I wanted to change what I now felt had wronged me. I wanted to forget the pain I was in many ways growing accustom to. Mostly, I wanted to move on. Move past the hurt and the sorrow that these feelings I once felt, had brought into my world. I did not want the past back but, I wanted the hopes and dreams I had dared to believe in to lead me, again, fearlessly on a new journey.

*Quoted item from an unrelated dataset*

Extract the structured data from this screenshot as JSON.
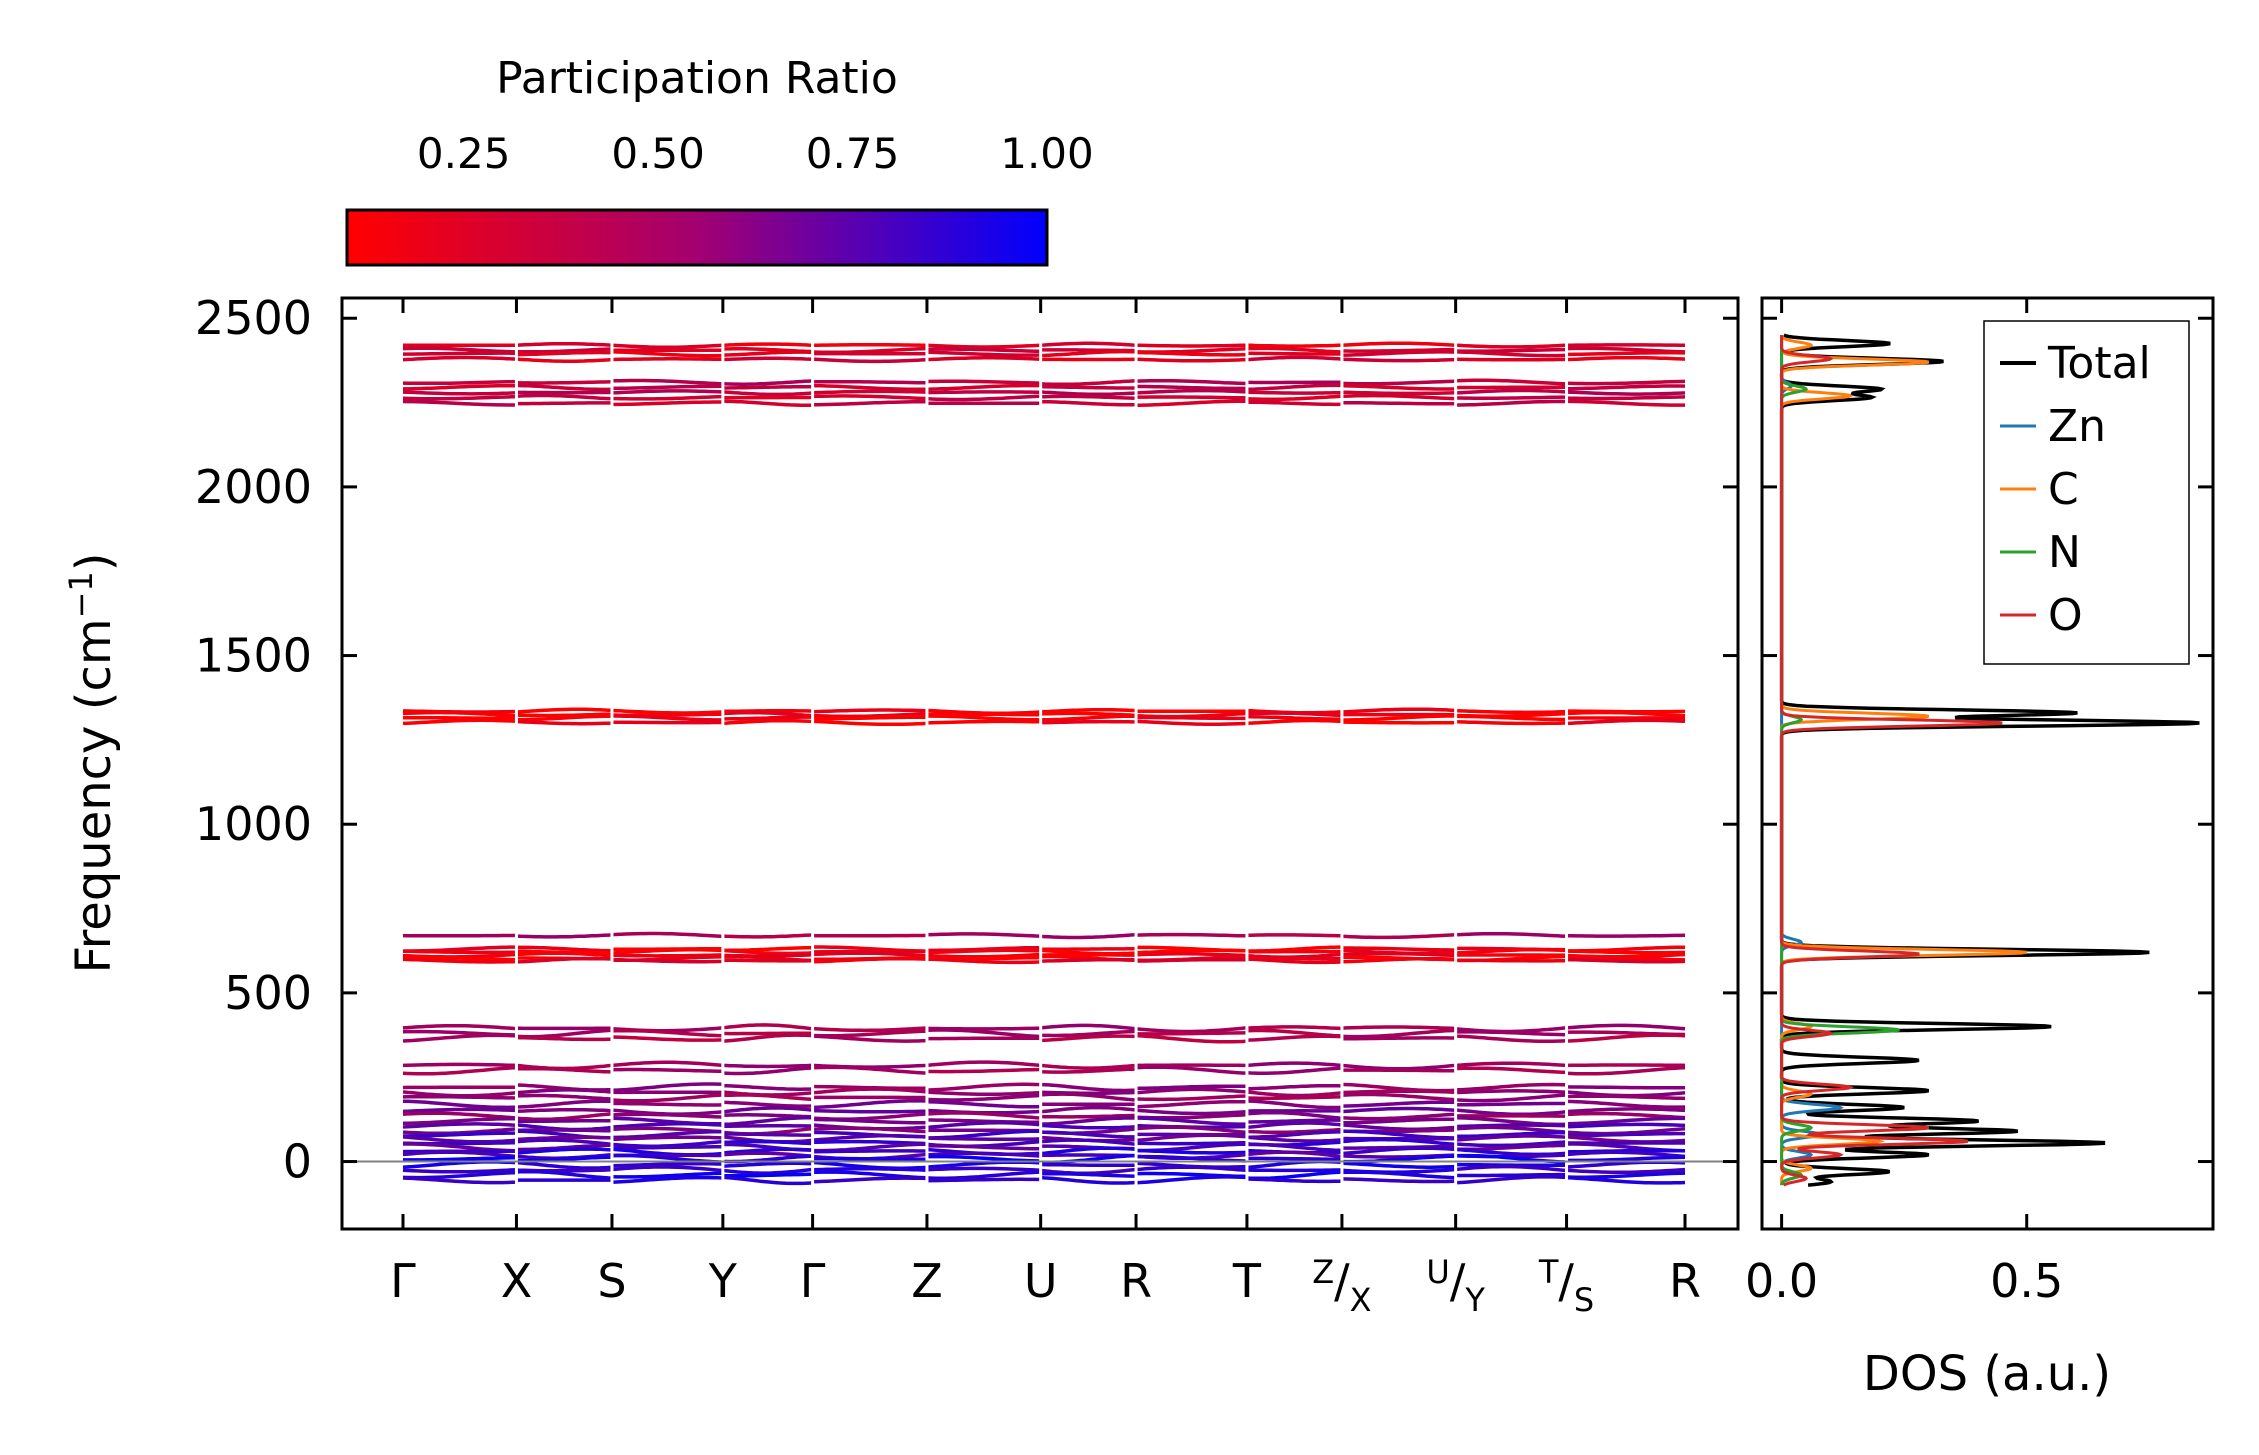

I listened to the only song that could remind me of so much. The only words that helped me understand why I walked away, from my past. In my mind I knew what I did was right.- Right for me. But still, something inside left me hurting. Left me feeling betrayed by my own emotions. There was nothing left for me to say or do. I needed to be true to myself, but the reality of it all meant, I had walked this journey alone. From the beginning, my desire was all I ever had. Now, here I was listening to the lyrics of a song that summed up everything I had ever meant to say and the emptiness I heard back. " Say something I'm giving up on you."